Partiamo dicendo che non esiste, sull’argomento, una regolamentazione chiara, ma che è subito possibile definire il “vino libero” come quello autodisciplinato da produttori che non vogliono sottostare alle leggi europee. Un concetto di “vino anarchico”, insomma, introdotto dal patron di Eataly Oscar Farinetti. Di base i vini liberi e biologici riducono al minimo la chimica sia in cantina che in vigneto. Il vino biologico ha un marchio di qualità riconosciuto dall’UE e dai consumatori, dopo abbattimento dei solfiti, riduzione di risorse idriche ed adozione di tecniche di difesa biologiche e naturali. Si privilegia, in sostanza, il rapporto con la terra, la natura e la ricerca della genuinità.
Un piccolo accenno va fatto anche sui vini “naturali”, che oltre alle tecniche biologiche, non presentano alcuna aggiunta al mosto. Lo step successivo è il vino biodinamico, prodotto sulla base dei dettami che Rudolf Steiner teorizzò negli anni ’20. L’agricoltura biodinamica segue 3 principi fondamentali: mantenere la fertilità della terra immettendo sostanze nutritive, rendere sane le piante e resistenti a malattie, produrre alimenti qualitativamente eccellenti. Il produttore biodinamico viene influenzato dalle fasi astrologiche, a cui le piante vengono inter-connesse, usa di rado il trattore, pratica sovesci e rifiuta la chimica.

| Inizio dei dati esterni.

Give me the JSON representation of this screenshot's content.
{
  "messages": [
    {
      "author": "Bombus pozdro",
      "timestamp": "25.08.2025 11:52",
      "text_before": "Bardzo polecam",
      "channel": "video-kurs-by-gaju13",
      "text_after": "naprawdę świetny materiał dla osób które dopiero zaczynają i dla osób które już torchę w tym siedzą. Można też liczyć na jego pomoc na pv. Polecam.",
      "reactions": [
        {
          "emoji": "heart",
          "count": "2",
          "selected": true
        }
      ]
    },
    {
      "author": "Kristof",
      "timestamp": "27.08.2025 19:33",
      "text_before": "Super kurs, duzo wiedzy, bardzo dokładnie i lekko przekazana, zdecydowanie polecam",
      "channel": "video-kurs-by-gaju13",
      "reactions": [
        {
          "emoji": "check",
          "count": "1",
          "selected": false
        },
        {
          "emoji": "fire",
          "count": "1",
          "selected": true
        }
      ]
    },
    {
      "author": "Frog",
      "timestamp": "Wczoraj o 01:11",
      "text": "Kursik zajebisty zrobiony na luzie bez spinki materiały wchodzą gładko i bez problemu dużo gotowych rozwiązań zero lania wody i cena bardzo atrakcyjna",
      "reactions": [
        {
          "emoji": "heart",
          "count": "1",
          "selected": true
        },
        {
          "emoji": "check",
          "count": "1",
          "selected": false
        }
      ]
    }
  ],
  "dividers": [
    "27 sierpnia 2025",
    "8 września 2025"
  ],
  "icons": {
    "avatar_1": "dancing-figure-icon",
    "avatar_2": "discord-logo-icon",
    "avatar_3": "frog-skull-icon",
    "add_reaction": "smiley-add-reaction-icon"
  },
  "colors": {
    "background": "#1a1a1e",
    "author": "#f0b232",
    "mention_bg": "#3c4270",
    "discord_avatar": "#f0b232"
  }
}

Grazie a questo, la maturità della frutta è legata alla mineralità della terra, al clima ed alla varietà della pianta. Il vino sarà “intero”, ricco di aromi e zuccheri, pronto per garantirvi un’esperienza gustativa agendo sulle vostre sfere inconsce.
Ora, alcune considerazioni. Non esistendo una normativa specifica, molto di ciò che il produttore afferma potrebbe essere messo in discussione. Il consiglio, per i locali, è quello di avere rapporti diretti con i vostri fornitori, magari andando anche a visitare le loro aziende. Appurato questo, va capito, anche da parte dei consumatori, cosa si intende per prodotto naturale al 100%. Se cerchiamo vini senza aggiunte o manipolazioni, allora anche il biologico è la nostra risposta. Ma se cerchiamo una vera connessione con la natura, il biodinamico è ciò che fa per noi.
Nessuno potrà mai dirci tecnicamente se sia più buono un vino biologico o uno biodinamico. L’unico modo è confrontarli, tenendo presente che nel prodotto finale influiscono mille fattori, oltre all’utilizzo di uve dell’uno o dell’altro tipo. E il gusto del vostro palato, consumatori o gestori che siate, conta più di ogni altra cosa. Come dico sempre, il punto di partenza di ogni scelta è la domanda “che cosa sto cercando?”. Certo è che buona parte della fortuna dei locali, è data dai clienti, che vanno sensibilizzati, formati, informati anche tecnicamente. Solo così potranno diventare consapevoli e formarsi una cultura che aiuterà loro, e quindi voi gestori, nella scelta. Biologici o biodinamici, ciò che non si deve mai perdere è il gusto della ricerca e l’amore per la condivisione.